The Financial Conduct Authority (FCA) fined Hargreave Hale £306,300 and River and Mercantile Asset Management (Raman) £108,600.

It said the firms had shared “strategic information”, including their intentions on pricing and volumes, during the IPO of travel retailer On The Beach and placing of real estate platform Market Tech.

Read more: FCA fines former Newton fund manager for IPO misconduct

A third fund, Newton Investment Management – a subsidiary of BNY Mellon – avoided a fine after receiving immunity under the FCA’s competition leniency programme, which offers protections to firms that report cartel activity or assist in investigations.

Earlier this month, the FCA fined former Newton fund manager Paul Stephany for misconduct related to On The Beach’s listing.

Christopher Woolard, executive director of strategy and competition at the FCA, said: “Asset management firms must take care to avoid undermining how prices are properly set for shares in both IPOs and placings. Failure to do so risks them acting illegally.”

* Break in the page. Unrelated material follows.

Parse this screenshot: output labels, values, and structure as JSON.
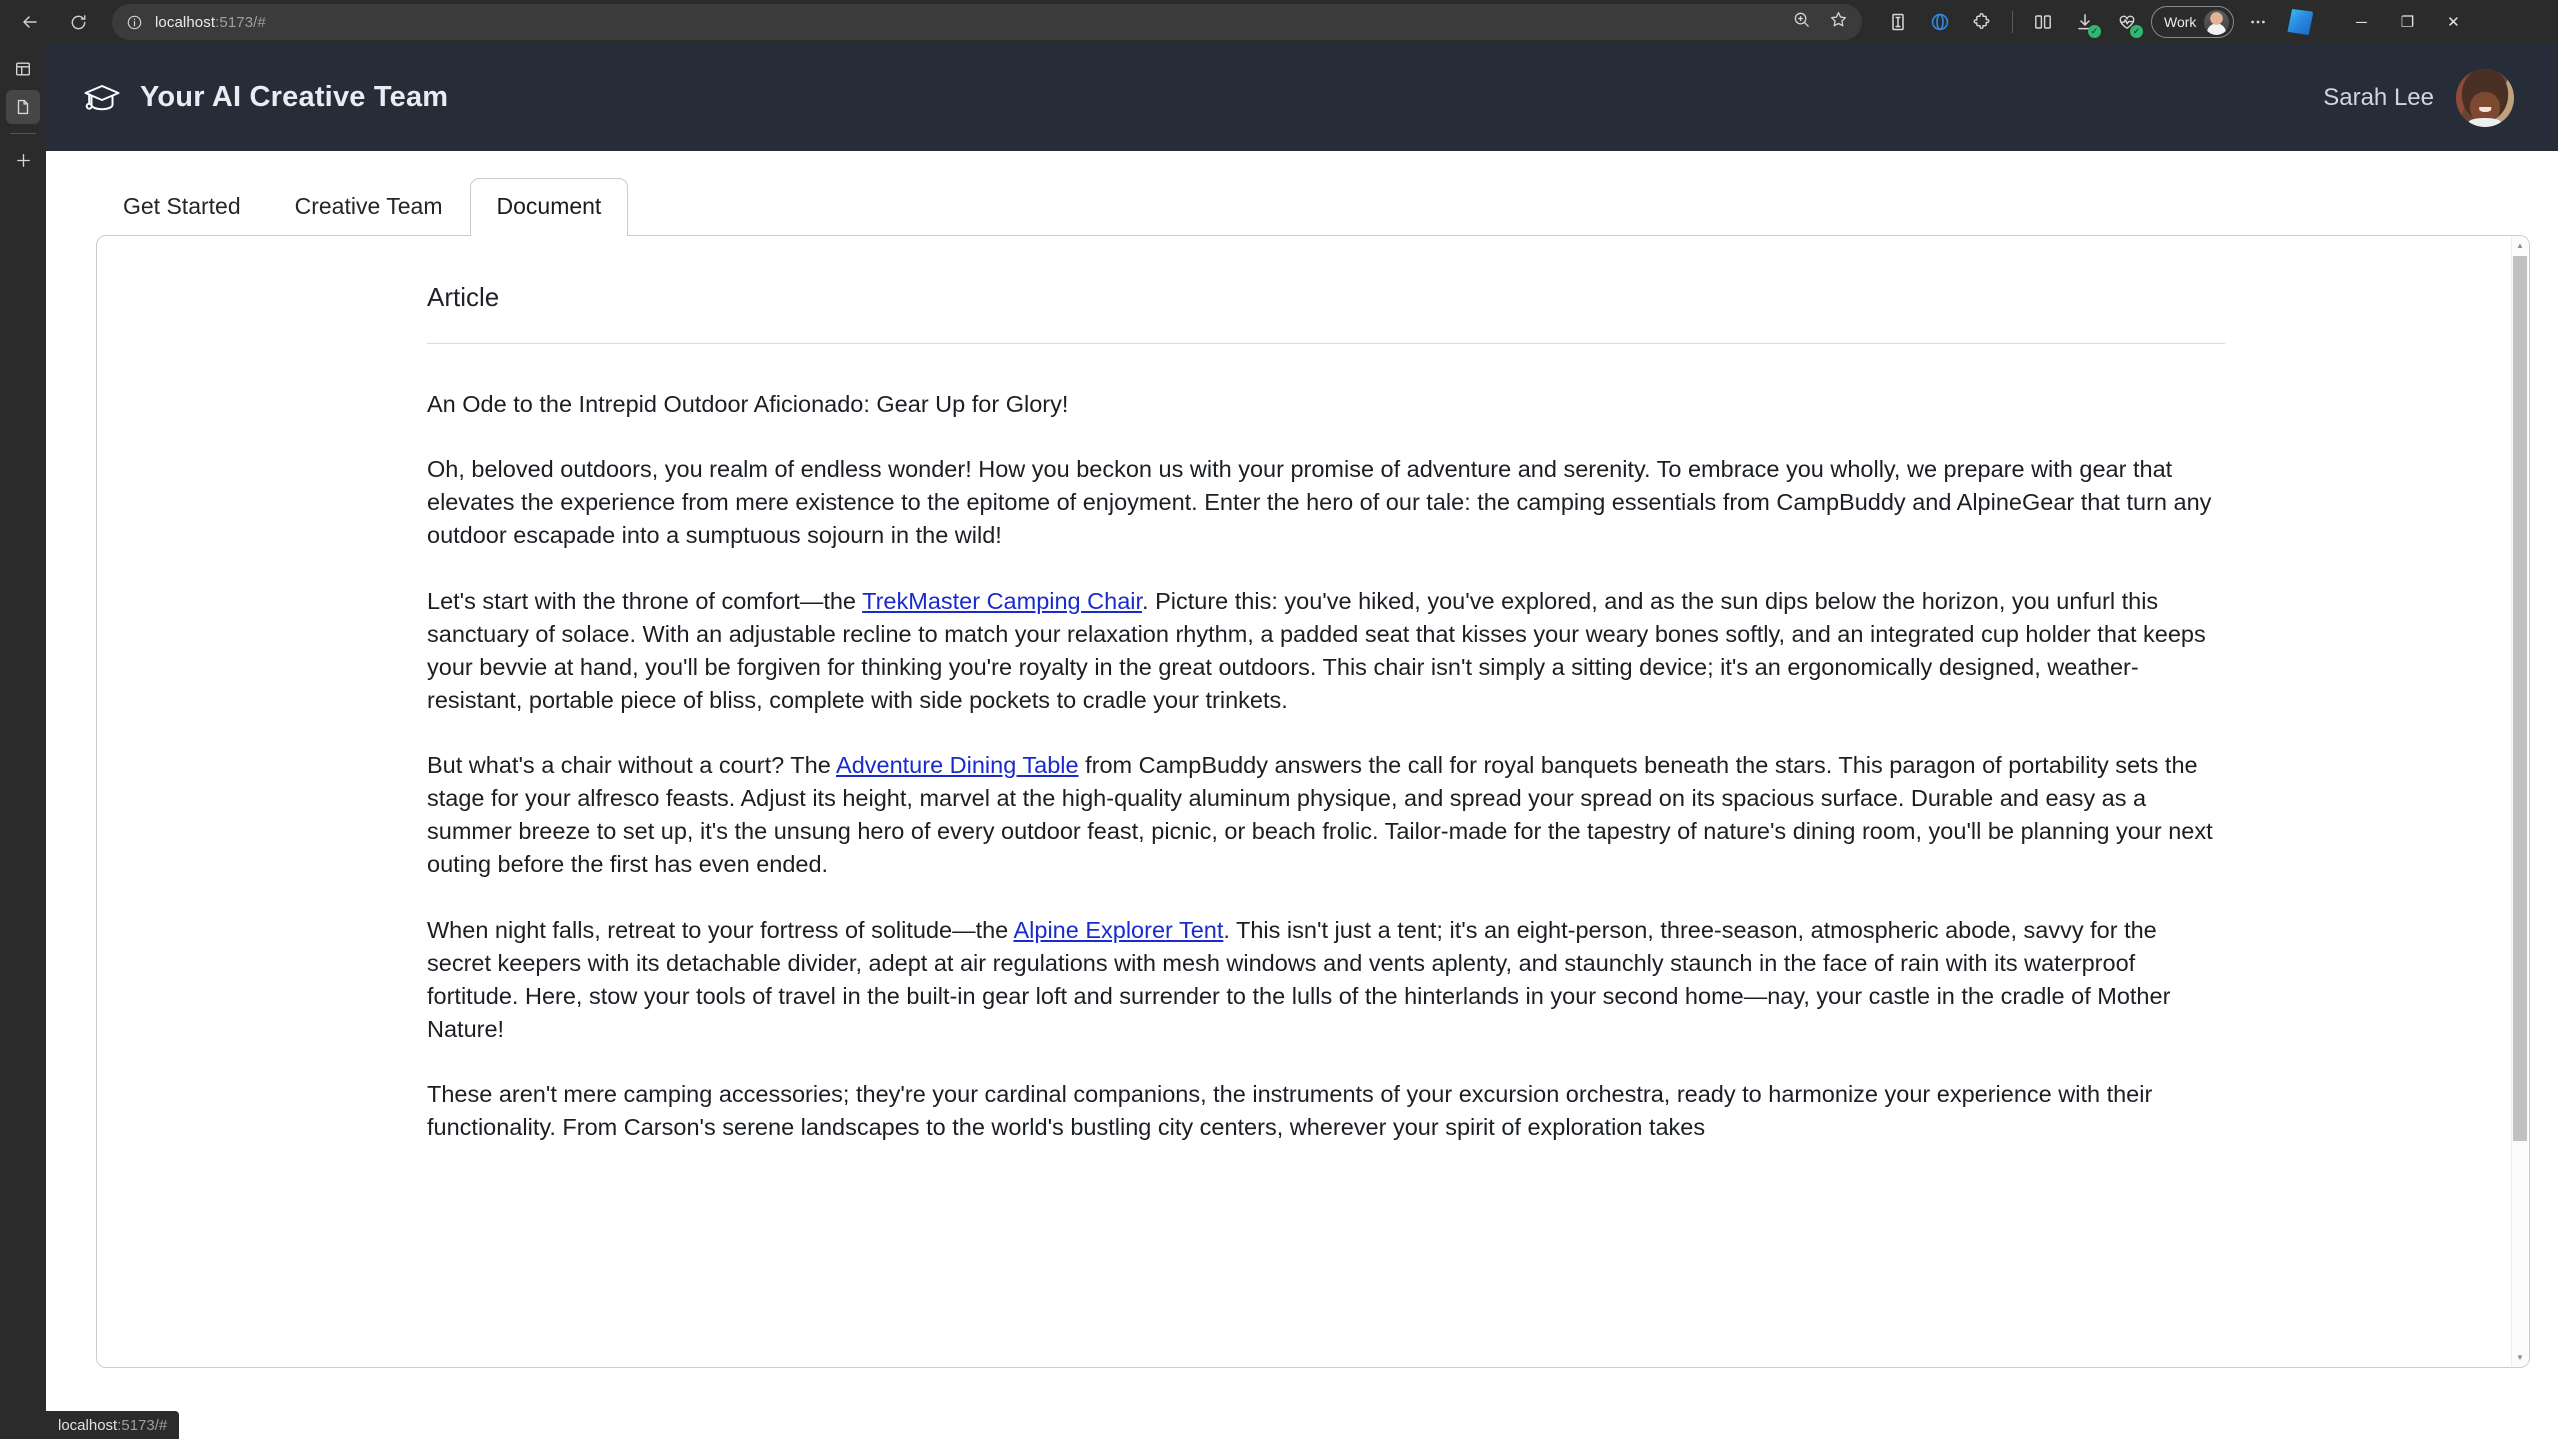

Read more: Asset management firms face overhaul of fund disclosure

It is the first time the FCA has issued a formal decision based on its competition enforcement powers, which it was granted in 2015. Woolard said the ruling demonstrated the FCA’s “commitment to taking enforcement action to protect competition”.

“The FCA will act when markets that play a vital role in helping companies raise capital in the UK’s financial markets are put at risk,” he said. “We can also take regulatory action against an individual and did so here with respect to some of the same facts.”

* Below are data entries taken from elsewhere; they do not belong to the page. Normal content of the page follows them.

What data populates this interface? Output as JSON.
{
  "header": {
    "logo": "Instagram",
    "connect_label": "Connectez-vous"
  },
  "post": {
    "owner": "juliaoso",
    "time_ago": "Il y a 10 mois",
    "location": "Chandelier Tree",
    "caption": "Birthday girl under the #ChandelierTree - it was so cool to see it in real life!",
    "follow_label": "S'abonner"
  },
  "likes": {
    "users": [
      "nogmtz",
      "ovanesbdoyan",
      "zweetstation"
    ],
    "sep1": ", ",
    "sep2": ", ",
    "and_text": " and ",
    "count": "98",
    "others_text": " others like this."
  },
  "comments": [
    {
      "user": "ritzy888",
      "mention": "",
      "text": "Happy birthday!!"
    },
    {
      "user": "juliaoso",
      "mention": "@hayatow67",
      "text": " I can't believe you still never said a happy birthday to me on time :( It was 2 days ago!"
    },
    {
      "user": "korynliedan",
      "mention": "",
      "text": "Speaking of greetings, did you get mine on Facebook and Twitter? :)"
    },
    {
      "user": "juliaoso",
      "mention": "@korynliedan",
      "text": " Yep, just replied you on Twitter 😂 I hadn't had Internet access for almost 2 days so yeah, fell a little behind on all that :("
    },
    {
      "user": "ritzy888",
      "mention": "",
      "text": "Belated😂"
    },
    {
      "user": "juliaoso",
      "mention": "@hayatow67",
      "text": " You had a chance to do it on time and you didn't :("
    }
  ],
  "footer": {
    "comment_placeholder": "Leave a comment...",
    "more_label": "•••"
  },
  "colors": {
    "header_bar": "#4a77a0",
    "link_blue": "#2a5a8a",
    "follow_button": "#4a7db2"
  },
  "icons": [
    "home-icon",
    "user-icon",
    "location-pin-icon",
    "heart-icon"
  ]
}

James Barham, chief executive at Raman, said: “We are pleased that the FCA has reached a conclusion in what has been a long and complex investigation. We have always believed passionately in maintaining the highest standards in everything we do and, while we are disappointed the FCA has come to this decision, we are confident the ongoing investment we have made in our procedures and processes clearly demonstrates our commitment to uphold these standards.”

Hargreave Hale said: “Based on our initial review of the FCA’s decision in connection with its Competition Act investigation, we believe that the FCA has made a number of legal and factual errors in concluding that Hargreave Hale infringed competition law and we are exploring our options with our legal advisers.”

“Hargreave Hale was simply a recipient of information that was provided on an unsolicited basis by another fund manager and did not alter its own bidding behaviour as a result,” it said, claiming to have provided “comprehensive evidence and arguments” that it had not infringed rules.

It added: “We note that none of the individuals representing our organisation has been investigated by the FCA and we remain confident that Hargreave Hale employees conducted themselves professionally and in the best interests of clients.”

In a separate decision, the FCA ruled there were “no grounds for action” in relation to interactions between Artemis Investment Management and Newton that took place between April and May 2014 in connection to an IPO.